If $f: \mathbb{R}^n \rightarrow \mathbb{R}$ is smooth and compactly supported, one has $$\int |\Delta f(\mathbf{x})|^2\,d\mathbf{x} = \int \| Hf(\mathbf{x}) \|_F^2\,d\mathbf{x}\,,$$ where $\Delta$ denotes the Laplacian, $H$ denotes the Hessian (matrix of second derivatives), and $\| \cdot\|_F^2$ denotes the Frobenius norm squared (the sum of squares of matrix entries). What can be said about compact Lie groups?

Specifically, I have two questions about this phenomenon:

Nomenclature: In this case where all norms are $L^2$, does this equality have a generally accepted name? What about the case when other norms are introduced?

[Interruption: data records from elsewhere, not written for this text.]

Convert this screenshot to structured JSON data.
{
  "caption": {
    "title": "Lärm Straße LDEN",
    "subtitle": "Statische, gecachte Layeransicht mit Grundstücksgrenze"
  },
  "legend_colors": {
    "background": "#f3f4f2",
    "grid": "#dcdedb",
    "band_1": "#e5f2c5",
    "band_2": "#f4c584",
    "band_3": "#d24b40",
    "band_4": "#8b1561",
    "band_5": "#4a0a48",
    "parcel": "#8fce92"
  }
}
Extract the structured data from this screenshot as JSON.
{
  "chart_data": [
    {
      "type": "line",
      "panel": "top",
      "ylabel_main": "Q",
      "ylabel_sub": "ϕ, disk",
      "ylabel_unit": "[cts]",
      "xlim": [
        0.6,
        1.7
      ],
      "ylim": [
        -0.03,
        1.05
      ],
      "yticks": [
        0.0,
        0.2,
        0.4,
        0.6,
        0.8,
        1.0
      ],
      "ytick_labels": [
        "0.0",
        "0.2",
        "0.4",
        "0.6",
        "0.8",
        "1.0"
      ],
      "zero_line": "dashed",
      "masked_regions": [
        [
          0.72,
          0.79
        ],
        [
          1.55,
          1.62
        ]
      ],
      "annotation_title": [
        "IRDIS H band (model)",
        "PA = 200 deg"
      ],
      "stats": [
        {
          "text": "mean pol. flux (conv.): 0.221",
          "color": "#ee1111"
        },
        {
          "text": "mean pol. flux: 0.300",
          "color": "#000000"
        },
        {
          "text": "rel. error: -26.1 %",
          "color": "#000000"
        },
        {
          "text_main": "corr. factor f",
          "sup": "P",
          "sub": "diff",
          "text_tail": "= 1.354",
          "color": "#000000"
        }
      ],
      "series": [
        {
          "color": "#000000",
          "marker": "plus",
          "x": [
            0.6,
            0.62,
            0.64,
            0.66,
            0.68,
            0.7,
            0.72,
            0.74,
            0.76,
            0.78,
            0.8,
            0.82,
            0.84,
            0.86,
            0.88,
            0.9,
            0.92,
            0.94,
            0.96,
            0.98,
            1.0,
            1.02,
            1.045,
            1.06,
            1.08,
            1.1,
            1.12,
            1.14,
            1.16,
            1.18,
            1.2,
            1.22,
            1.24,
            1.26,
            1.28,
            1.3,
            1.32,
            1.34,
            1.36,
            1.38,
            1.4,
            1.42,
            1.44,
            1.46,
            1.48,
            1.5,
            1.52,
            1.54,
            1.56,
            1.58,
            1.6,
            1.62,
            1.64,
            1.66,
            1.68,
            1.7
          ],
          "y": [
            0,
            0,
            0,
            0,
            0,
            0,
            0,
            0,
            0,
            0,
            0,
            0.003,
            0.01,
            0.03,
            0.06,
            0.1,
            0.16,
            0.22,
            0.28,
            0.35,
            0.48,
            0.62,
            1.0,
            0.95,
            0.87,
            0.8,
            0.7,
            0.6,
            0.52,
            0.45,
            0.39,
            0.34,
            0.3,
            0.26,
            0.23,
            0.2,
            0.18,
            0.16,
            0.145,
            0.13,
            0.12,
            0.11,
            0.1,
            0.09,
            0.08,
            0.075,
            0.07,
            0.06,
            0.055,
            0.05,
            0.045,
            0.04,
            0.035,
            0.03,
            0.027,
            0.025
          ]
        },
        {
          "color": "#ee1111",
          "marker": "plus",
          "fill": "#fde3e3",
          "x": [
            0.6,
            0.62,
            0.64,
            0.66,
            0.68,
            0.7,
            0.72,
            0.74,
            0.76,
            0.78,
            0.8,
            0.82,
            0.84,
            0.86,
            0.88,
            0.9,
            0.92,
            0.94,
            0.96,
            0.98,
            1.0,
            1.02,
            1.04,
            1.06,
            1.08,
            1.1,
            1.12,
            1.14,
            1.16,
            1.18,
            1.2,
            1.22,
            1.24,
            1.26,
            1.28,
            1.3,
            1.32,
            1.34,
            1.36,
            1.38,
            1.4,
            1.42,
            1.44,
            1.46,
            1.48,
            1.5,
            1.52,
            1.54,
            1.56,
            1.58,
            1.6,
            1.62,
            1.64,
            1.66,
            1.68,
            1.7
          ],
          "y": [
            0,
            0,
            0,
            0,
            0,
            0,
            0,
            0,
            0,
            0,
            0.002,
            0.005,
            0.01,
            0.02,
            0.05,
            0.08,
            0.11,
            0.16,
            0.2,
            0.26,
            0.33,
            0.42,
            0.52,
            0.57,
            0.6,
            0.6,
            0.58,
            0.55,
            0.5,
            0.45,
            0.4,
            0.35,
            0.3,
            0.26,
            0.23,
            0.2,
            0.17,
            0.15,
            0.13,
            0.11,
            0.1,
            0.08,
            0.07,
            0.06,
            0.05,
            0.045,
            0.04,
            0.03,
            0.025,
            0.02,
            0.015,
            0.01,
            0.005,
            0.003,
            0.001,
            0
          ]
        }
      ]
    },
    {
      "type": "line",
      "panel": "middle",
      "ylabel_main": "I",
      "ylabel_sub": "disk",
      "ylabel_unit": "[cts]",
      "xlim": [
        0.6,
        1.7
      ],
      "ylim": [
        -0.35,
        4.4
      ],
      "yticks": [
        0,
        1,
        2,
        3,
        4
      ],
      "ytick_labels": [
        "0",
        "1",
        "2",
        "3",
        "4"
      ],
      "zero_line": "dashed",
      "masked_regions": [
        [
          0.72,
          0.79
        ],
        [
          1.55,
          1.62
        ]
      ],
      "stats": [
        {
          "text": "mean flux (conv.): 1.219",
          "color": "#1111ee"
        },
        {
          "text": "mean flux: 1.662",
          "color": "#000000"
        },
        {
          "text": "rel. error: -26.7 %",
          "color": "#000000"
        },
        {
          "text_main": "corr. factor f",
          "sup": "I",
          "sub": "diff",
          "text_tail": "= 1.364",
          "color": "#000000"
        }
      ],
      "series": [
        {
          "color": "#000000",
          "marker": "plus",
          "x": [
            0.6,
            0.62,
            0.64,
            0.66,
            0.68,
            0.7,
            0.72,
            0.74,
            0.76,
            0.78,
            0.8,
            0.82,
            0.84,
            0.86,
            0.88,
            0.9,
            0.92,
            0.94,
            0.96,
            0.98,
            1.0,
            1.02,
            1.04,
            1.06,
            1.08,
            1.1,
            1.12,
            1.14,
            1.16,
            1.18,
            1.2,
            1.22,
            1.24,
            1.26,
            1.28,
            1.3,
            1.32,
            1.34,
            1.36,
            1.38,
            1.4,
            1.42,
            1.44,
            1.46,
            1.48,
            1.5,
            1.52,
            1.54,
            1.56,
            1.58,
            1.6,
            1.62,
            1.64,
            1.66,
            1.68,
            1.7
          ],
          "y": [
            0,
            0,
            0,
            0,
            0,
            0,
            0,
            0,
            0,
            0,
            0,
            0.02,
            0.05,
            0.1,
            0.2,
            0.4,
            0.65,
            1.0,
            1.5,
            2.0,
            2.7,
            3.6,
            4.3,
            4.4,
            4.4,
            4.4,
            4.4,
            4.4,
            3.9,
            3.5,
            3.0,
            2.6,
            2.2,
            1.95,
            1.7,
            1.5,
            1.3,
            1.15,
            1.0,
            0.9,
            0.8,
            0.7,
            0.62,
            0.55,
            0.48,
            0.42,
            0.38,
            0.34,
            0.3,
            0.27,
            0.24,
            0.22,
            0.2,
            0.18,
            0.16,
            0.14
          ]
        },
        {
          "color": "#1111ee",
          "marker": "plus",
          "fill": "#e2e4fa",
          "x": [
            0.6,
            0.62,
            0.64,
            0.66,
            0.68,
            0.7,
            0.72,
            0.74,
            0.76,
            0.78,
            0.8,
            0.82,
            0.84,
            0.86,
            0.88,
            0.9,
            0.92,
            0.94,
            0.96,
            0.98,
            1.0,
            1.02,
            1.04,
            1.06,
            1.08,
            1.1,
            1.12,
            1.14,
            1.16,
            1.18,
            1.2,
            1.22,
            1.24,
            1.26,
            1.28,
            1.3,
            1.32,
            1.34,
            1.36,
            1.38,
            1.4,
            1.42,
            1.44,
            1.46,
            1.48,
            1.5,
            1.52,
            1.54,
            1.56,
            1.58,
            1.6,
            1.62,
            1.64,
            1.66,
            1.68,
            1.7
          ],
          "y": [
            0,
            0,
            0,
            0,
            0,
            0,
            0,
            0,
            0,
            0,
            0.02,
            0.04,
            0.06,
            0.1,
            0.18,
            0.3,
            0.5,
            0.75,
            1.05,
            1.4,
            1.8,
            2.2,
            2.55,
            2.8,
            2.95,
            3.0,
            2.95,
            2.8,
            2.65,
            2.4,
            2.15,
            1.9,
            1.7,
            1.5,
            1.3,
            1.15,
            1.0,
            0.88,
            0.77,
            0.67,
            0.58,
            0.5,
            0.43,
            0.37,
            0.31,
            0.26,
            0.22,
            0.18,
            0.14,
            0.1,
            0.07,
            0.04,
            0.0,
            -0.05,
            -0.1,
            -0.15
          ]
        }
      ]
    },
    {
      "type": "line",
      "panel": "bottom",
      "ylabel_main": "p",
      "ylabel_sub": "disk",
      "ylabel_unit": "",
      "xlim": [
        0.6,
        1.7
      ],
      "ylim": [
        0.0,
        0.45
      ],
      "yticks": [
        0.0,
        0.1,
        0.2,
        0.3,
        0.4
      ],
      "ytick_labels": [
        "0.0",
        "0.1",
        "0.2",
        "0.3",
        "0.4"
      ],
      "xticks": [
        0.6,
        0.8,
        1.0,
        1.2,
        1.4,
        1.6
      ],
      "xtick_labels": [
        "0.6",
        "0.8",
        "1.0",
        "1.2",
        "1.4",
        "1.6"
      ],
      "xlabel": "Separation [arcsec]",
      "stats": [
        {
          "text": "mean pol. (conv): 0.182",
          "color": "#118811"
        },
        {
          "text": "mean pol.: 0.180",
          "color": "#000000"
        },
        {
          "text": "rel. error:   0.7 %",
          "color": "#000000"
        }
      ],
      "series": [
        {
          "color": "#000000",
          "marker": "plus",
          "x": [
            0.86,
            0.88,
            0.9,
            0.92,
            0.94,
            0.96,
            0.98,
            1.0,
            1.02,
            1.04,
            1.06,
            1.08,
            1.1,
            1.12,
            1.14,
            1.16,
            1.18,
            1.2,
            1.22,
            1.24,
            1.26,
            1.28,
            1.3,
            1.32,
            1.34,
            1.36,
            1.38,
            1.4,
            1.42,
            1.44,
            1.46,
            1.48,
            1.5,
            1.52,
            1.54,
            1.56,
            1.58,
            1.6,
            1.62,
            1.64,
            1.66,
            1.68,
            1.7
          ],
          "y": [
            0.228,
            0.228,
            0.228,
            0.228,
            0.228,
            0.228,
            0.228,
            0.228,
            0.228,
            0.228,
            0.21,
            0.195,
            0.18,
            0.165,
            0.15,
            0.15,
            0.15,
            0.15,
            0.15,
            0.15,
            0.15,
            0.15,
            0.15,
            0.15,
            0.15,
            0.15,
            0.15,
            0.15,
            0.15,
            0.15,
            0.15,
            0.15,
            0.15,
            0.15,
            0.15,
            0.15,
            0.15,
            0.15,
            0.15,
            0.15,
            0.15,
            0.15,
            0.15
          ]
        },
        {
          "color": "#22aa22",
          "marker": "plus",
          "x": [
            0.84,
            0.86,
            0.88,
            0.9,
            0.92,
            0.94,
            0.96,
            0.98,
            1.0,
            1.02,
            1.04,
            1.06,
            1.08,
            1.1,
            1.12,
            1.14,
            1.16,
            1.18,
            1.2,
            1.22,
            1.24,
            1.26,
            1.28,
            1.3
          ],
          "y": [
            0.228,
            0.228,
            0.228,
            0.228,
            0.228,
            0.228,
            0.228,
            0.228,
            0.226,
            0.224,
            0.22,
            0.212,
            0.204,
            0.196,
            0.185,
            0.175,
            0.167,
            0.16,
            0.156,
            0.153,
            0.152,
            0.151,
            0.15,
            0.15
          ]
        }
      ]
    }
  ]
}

Lie groups: I would like to understand in what sense this generalizes to compact Lie groups. What can be said about smooth $f: G \rightarrow \mathbb{R}$ (or $\mathbb{C}$)?

Answer 1

This has nothing to do with Lie groups, I believe. Let $M$ be a Riemannian manifold. The Bochner formula on $1$-forms states that $$\nabla^* \nabla \omega = (d \delta + \delta d)\omega - \mathrm{Ric}\,\omega.$$ Hence we have for any compactly supported function $f$ (writing round brackets for the $L^2$ scalar product) $$\|Hf\|_{L^2}^2 = \|\nabla d f\|_{L^2}^2 = (\nabla^* \nabla d f, df) = ((d \delta + \delta d - \mathrm{Ric})d f, df ) = (d\delta d f, d f) - (\mathrm{Ric}\, df, df)$$ Using that on functions, $\Delta f = \delta d f$, this is equal to $$(d \Delta f, df) - (\mathrm{Ric}\, df, df) = \|\Delta f\|_{L^2}^2 - (\mathrm{Ric}\, df, df)$$ This is a standard formula of Riemannian geometry.